Study shows: Stable wolf packs kill less
A study that should have had political consequences long ago is making headlines again – this time in the Italian press. Imbert et al. (2016), published in the renowned journal Biological Conservation, clearly demonstrated for Northern Italy: Roaming lone wolves and unstable groups cause far more livestock kills than sedentary, socially stable packs. Ten years later, Germany, Austria and Switzerland still rely on culling, even though science recommends the opposite.
The study examined in Northern Italy over several years which factors influence wolf feeding behaviour and when wolves resort to livestock.
The result was unambiguous: Wolves travelling as dispersers, i.e. without a fixed pack and without a familiar territory, attacked sheep and cattle significantly more frequently than animals in established pack structures. Sedentary packs preferentially hunted wild animals, knew their territory and generally actively avoided actively managed agricultural areas.
This finding has been repeatedly confirmed in subsequent research. A study from Denmark and Schleswig-Holstein (Mayer et al., 2022) showed that dispersers in agricultural areas with low wildlife density caused the majority of all livestock kills, while pack members in protected areas caused significantly less damage.
Culling destabilizes precisely those structures that provide protection
This is the crucial irony of today's wolf policy: Anyone who kills an alpha animal or partially removes a pack destroys precisely that social stability that prevents livestock kills. Remaining pack members disperse, lose their territorial bond and become the opportunistic lone wolves that Imbert et al. warned about as early as 2016.
A study from Montana, Wyoming and Idaho (Wielgus & Peebles, 2014) showed even more clearly: The number of livestock kills typically increased in the year following wolf culls, not decreased. Only with a removal rate of over 25 percent of the population did damage numbers drop, a rate that is not biologically sustainable and inevitably leads to destabilization of the entire population.
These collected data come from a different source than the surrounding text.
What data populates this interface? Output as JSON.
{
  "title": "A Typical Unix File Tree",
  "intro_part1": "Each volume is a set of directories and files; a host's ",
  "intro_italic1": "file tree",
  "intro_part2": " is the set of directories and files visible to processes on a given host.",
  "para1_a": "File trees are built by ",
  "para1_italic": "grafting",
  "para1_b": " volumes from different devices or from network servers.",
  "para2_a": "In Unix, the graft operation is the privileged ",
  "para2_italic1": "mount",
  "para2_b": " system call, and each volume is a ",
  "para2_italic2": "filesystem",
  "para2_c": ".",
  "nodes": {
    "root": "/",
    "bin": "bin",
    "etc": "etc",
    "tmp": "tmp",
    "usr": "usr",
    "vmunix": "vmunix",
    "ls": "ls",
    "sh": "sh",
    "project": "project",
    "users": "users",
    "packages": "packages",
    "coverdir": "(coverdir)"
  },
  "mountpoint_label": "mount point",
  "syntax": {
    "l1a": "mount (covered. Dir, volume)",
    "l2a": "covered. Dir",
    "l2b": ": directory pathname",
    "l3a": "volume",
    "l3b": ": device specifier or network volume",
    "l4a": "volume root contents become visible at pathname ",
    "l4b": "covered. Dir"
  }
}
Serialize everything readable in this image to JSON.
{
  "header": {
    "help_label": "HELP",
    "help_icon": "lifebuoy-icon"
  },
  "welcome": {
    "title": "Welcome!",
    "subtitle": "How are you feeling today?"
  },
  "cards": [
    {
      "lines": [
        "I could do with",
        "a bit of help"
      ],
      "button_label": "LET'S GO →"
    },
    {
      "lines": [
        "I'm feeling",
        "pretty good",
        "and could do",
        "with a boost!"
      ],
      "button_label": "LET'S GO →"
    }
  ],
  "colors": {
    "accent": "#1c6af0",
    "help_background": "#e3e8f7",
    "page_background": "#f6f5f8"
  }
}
But the politics continue shooting
In Switzerland, a total of 89 wolves were killed during the 2025/26 regulation phase, including according to conservation organizations numerous animals from socially functioning packs without documented proof of damage. Nevertheless, the number of packs rose to 43, because vacated territories were quickly reoccupied. This confirms: Culling does not solve the problem; it shifts it spatially and temporally.
In Lower Austria, a hunting law amendment came into force on February 3, 2026, defining the wolf as a huntable species. In the German Bundestag, inclusion of the wolf in the Federal Hunting Law was debated at the end of January 2026. Both initiatives are based on political pressure, not scientific evidence.
What works instead
Imbert et al. (2016) also explicitly names the solution: consistent, correctly applied livestock protection. Electric fences, livestock guardian dogs, nighttime penning - they work, as data from Graubünden and Valais show, where kills declined despite stable or growing wolf populations. The Lupus Institute summarizes: As long as unprotected livestock remains available, wolves will take it, regardless of whether culling took place beforehand.
The study is ten years old. Its message is clearer than ever: Stable packs are not a problem that needs to be solved. Anyone who destabilizes them creates the very conditions for those conflicts they claim to prevent.
Wolf in Switzerland: Facts, Politics and the Limits of Hunting · The Wolf in Europe: Why Recreational Hunting is Not a Solution · Wolf in Hunting Law: Austria and Germany
Editorial note on transparency: The study by Imbert et al. was published in 2016 in Biological Conservation and is not new research. However, the renewed attention in the Italian press (La Stampa, February 2026) shows how current the findings remain in the context of today's wolf policy.